Thursday, October 17, 2013

THE CROOKED WAY

Percy Helton is roughed up by John Payne
















THE CROOKED WAY (1949). Director: Robert Florey.

Ex G.I. Eddie (John Payne) gets out of the hospital with a head full of shrapnel and a case of amnesia that the doctor tells him will never be cured. He goes to his home town and discovers that he turned state's evidence against a friend and associate, Vince (Sonny Tufts), who did a stretch in jail, and who is dying to get even with him. A strange woman named Nina (Ellen Drew) turns out to be his ex-wife, who claims he brutalized her. Vince has Eddie beaten up and tells him to leave town, then enlists Nina's aid in getting him to stay -- he's cooked up a scheme that might send Eddie up the river forever. The Crooked Way -- not to be confused with The Crooked Web  -- is a standard crime thriller with some good performances. It's only "originality" is the amnesia angle, and even that has been done before.
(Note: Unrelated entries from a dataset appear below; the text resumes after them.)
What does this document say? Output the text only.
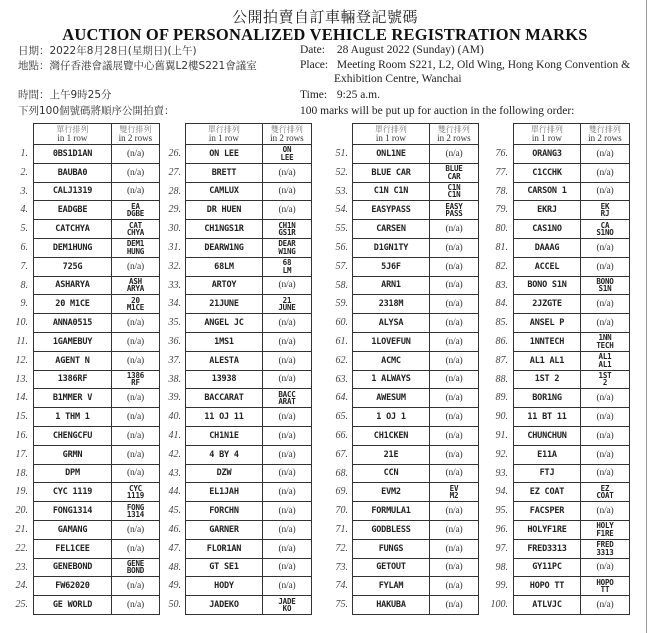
公開拍賣自訂車輛登記號碼
AUCTION OF PERSONALIZED VEHICLE REGISTRATION MARKS
日期：2022年8月28日(星期日)(上午)
地點：灣仔香港會議展覽中心舊翼L2樓S221會議室
時間：上午9時25分
下列100個號碼將順序公開拍賣：
Date: 28 August 2022 (Sunday) (AM)
Place: Meeting Room S221, L2, Old Wing, Hong Kong Convention &
Exhibition Centre, Wanchai
Time: 9:25 a.m.
100 marks will be put up for auction in the following order:
單行排列
in 1 row
雙行排列
in 2 rows
1.	0BS1D1AN	(n/a)
2.	BAUBA0	(n/a)
3.	CALJ1319	(n/a)
4.	EADGBE	EA
DGBE
5.	CATCHYA	CAT
CHYA
6.	DEM1HUNG	DEM1
HUNG
7.	725G	(n/a)
8.	ASHARYA	ASH
ARYA
9.	20 M1CE	20
M1CE
10.	ANNA0515	(n/a)
11.	1GAMEBUY	(n/a)
12.	AGENT N	(n/a)
13.	1386RF	1386
RF
14.	B1MMER V	(n/a)
15.	1 THM 1	(n/a)
16.	CHENGCFU	(n/a)
17.	GRMN	(n/a)
18.	DPM	(n/a)
19.	CYC 1119	CYC
1119
20.	FONG1314	FONG
1314
21.	GAMANG	(n/a)
22.	FEL1CEE	(n/a)
23.	GENEBOND	GENE
BOND
24.	FW62020	(n/a)
25.	GE WORLD	(n/a)
單行排列
in 1 row
雙行排列
in 2 rows
26.	ON LEE	ON
LEE
27.	BRETT	(n/a)
28.	CAMLUX	(n/a)
29.	DR HUEN	(n/a)
30.	CH1NGS1R	CH1N
GS1R
31.	DEARW1NG	DEAR
W1NG
32.	68LM	68
LM
33.	ARTOY	(n/a)
34.	21JUNE	21
JUNE
35.	ANGEL JC	(n/a)
36.	1MS1	(n/a)
37.	ALESTA	(n/a)
38.	13938	(n/a)
39.	BACCARAT	BACC
ARAT
40.	11 OJ 11	(n/a)
41.	CH1N1E	(n/a)
42.	4 BY 4	(n/a)
43.	DZW	(n/a)
44.	EL1JAH	(n/a)
45.	FORCHN	(n/a)
46.	GARNER	(n/a)
47.	FLOR1AN	(n/a)
48.	GT SE1	(n/a)
49.	HODY	(n/a)
50.	JADEKO	JADE
KO
單行排列
in 1 row
雙行排列
in 2 rows
51.	ONL1NE	(n/a)
52.	BLUE CAR	BLUE
CAR
53.	C1N C1N	C1N
C1N
54.	EASYPASS	EASY
PASS
55.	CARSEN	(n/a)
56.	D1GN1TY	(n/a)
57.	5J6F	(n/a)
58.	ARN1	(n/a)
59.	2318M	(n/a)
60.	ALYSA	(n/a)
61.	1LOVEFUN	(n/a)
62.	ACMC	(n/a)
63.	1 ALWAYS	(n/a)
64.	AWESUM	(n/a)
65.	1 OJ 1	(n/a)
66.	CH1CKEN	(n/a)
67.	21E	(n/a)
68.	CCN	(n/a)
69.	EVM2	EV
M2
70.	FORMULA1	(n/a)
71.	GODBLESS	(n/a)
72.	FUNGS	(n/a)
73.	GETOUT	(n/a)
74.	FYLAM	(n/a)
75.	HAKUBA	(n/a)
單行排列
in 1 row
雙行排列
in 2 rows
76.	ORANG3	(n/a)
77.	C1CCHK	(n/a)
78.	CARSON 1	(n/a)
79.	EKRJ	EK
RJ
80.	CAS1NO	CA
S1NO
81.	DAAAG	(n/a)
82.	ACCEL	(n/a)
83.	BONO S1N	BONO
S1N
84.	2JZGTE	(n/a)
85.	ANSEL P	(n/a)
86.	1NNTECH	1NN
TECH
87.	AL1 AL1	AL1
AL1
88.	1ST 2	1ST
2
89.	BOR1NG	(n/a)
90.	11 BT 11	(n/a)
91.	CHUNCHUN	(n/a)
92.	E11A	(n/a)
93.	FTJ	(n/a)
94.	EZ COAT	EZ
COAT
95.	FACSPER	(n/a)
96.	HOLYF1RE	HOLY
F1RE
97.	FRED3313	FRED
3313
98.	GY11PC	(n/a)
99.	HOPO TT	HOPO
TT
100.	ATLVJC	(n/a)
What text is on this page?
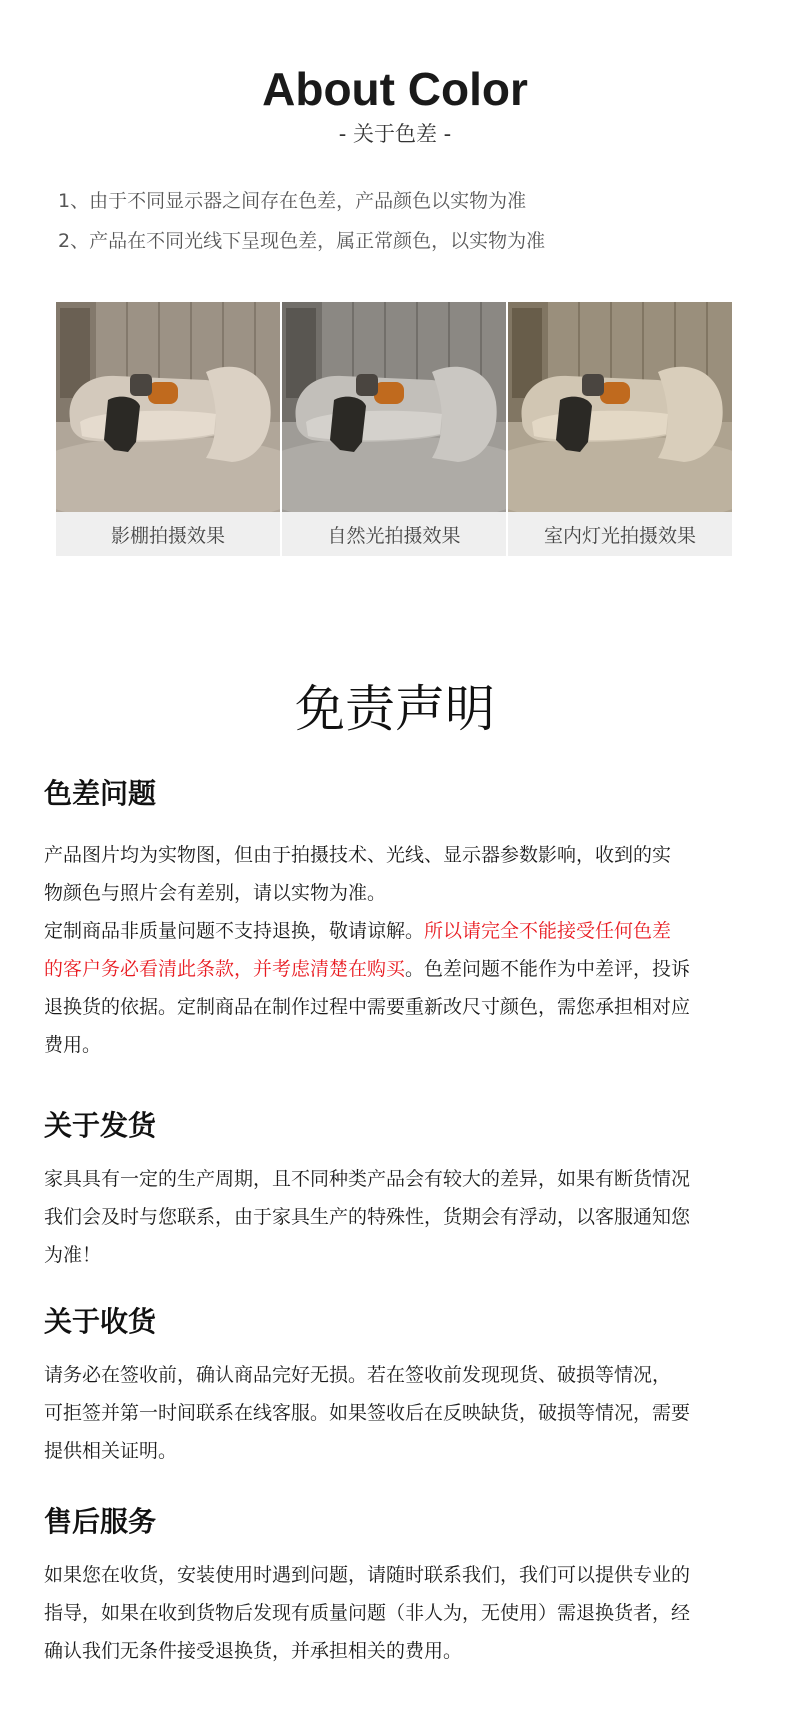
About Color
- 关于色差 -
1、由于不同显示器之间存在色差，产品颜色以实物为准
2、产品在不同光线下呈现色差，属正常颜色，以实物为准
影棚拍摄效果	自然光拍摄效果	室内灯光拍摄效果
免责声明
色差问题
产品图片均为实物图，但由于拍摄技术、光线、显示器参数影响，收到的实
物颜色与照片会有差别，请以实物为准。
定制商品非质量问题不支持退换，敬请谅解。所以请完全不能接受任何色差
的客户务必看清此条款，并考虑清楚在购买。色差问题不能作为中差评，投诉
退换货的依据。定制商品在制作过程中需要重新改尺寸颜色，需您承担相对应
费用。
关于发货
家具具有一定的生产周期，且不同种类产品会有较大的差异，如果有断货情况
我们会及时与您联系，由于家具生产的特殊性，货期会有浮动，以客服通知您
为准！
关于收货
请务必在签收前，确认商品完好无损。若在签收前发现现货、破损等情况，
可拒签并第一时间联系在线客服。如果签收后在反映缺货，破损等情况，需要
提供相关证明。
售后服务
如果您在收货，安装使用时遇到问题，请随时联系我们，我们可以提供专业的
指导，如果在收到货物后发现有质量问题（非人为，无使用）需退换货者，经
确认我们无条件接受退换货，并承担相关的费用。
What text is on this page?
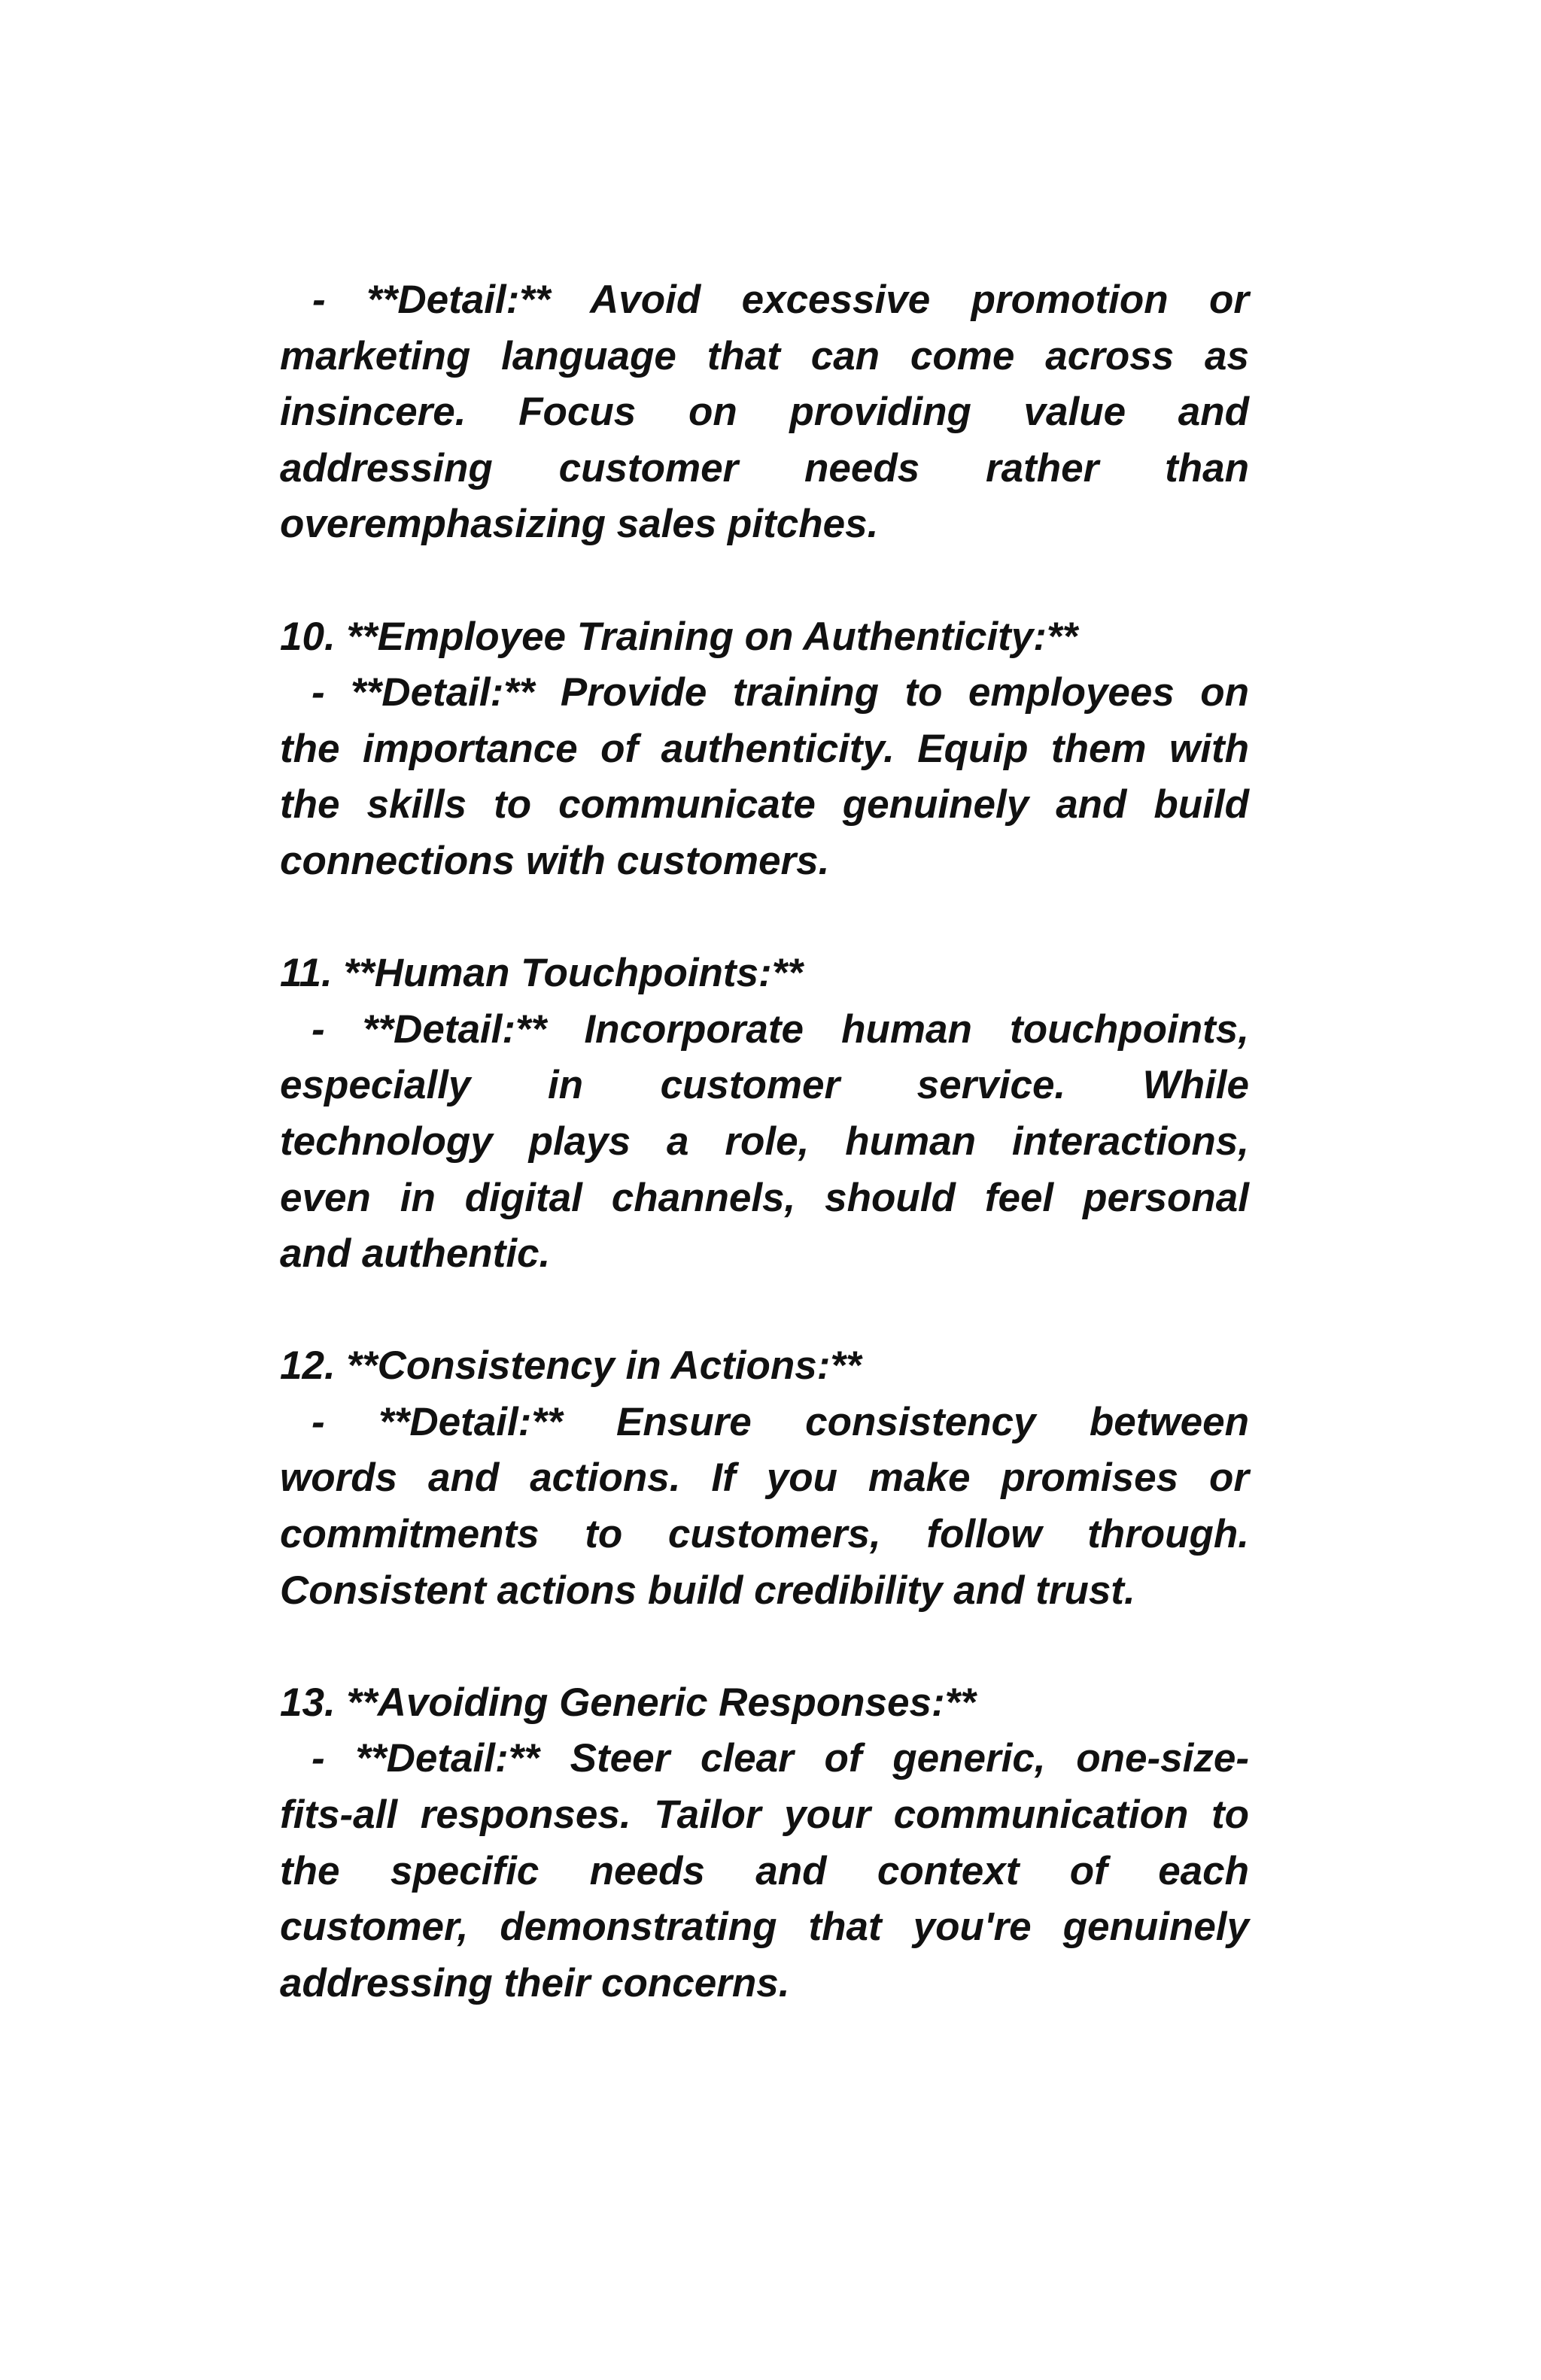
- **Detail:** Avoid excessive promotion or
marketing language that can come across as
insincere. Focus on providing value and
addressing customer needs rather than
overemphasizing sales pitches.
10. **Employee Training on Authenticity:**
- **Detail:** Provide training to employees on
the importance of authenticity. Equip them with
the skills to communicate genuinely and build
connections with customers.
11. **Human Touchpoints:**
- **Detail:** Incorporate human touchpoints,
especially in customer service. While
technology plays a role, human interactions,
even in digital channels, should feel personal
and authentic.
12. **Consistency in Actions:**
- **Detail:** Ensure consistency between
words and actions. If you make promises or
commitments to customers, follow through.
Consistent actions build credibility and trust.
13. **Avoiding Generic Responses:**
- **Detail:** Steer clear of generic, one-size-
fits-all responses. Tailor your communication to
the specific needs and context of each
customer, demonstrating that you're genuinely
addressing their concerns.
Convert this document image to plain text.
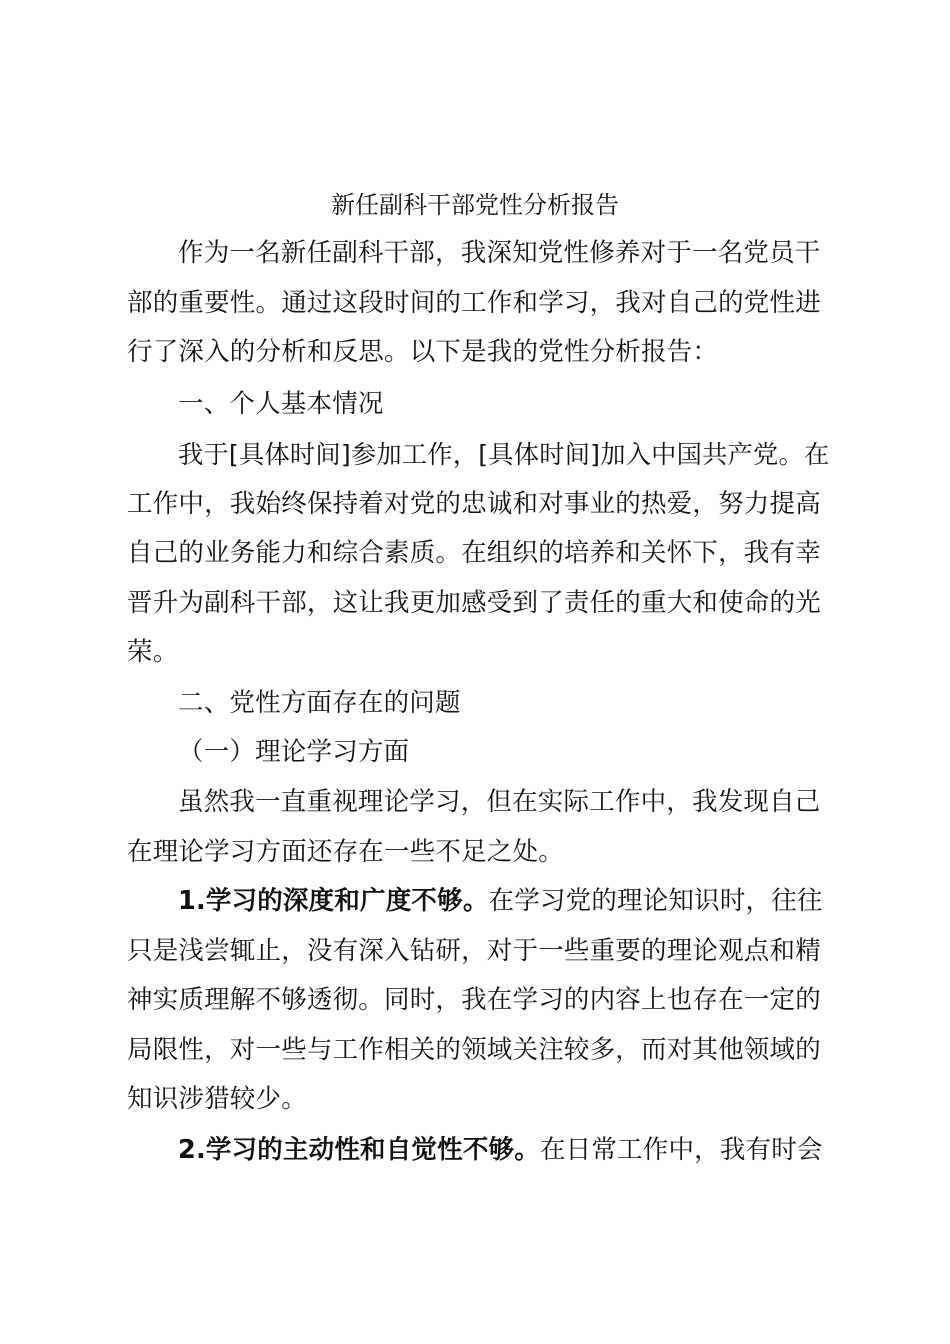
新任副科干部党性分析报告
作为一名新任副科干部，我深知党性修养对于一名党员干
部的重要性。通过这段时间的工作和学习，我对自己的党性进
行了深入的分析和反思。以下是我的党性分析报告：
一、个人基本情况
我于[具体时间]参加工作，[具体时间]加入中国共产党。在
工作中，我始终保持着对党的忠诚和对事业的热爱，努力提高
自己的业务能力和综合素质。在组织的培养和关怀下，我有幸
晋升为副科干部，这让我更加感受到了责任的重大和使命的光
荣。
二、党性方面存在的问题
（一）理论学习方面
虽然我一直重视理论学习，但在实际工作中，我发现自己
在理论学习方面还存在一些不足之处。
1.学习的深度和广度不够。在学习党的理论知识时，往往
只是浅尝辄止，没有深入钻研，对于一些重要的理论观点和精
神实质理解不够透彻。同时，我在学习的内容上也存在一定的
局限性，对一些与工作相关的领域关注较多，而对其他领域的
知识涉猎较少。
2.学习的主动性和自觉性不够。在日常工作中，我有时会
Payne is quite credible as the confused, one-dimensional G.I.; Tufts is surprisingly good as the mob boss; Drew [Crime Doctor's Man Hunt] is competent; and Percy Helton nearly steals the picture as another typically weaselly character whom Eddie comes to for help and winds up roughing up at one point, even if he's half his age and twice his size [poor Percy!]. The picture would have us believe that amnesia can turn a criminal, jackal and wife-beater into a decent guy. Sure! One of director Florey's less interesting pictures.

Verdict: Percy helps liven things up, but not enough. **.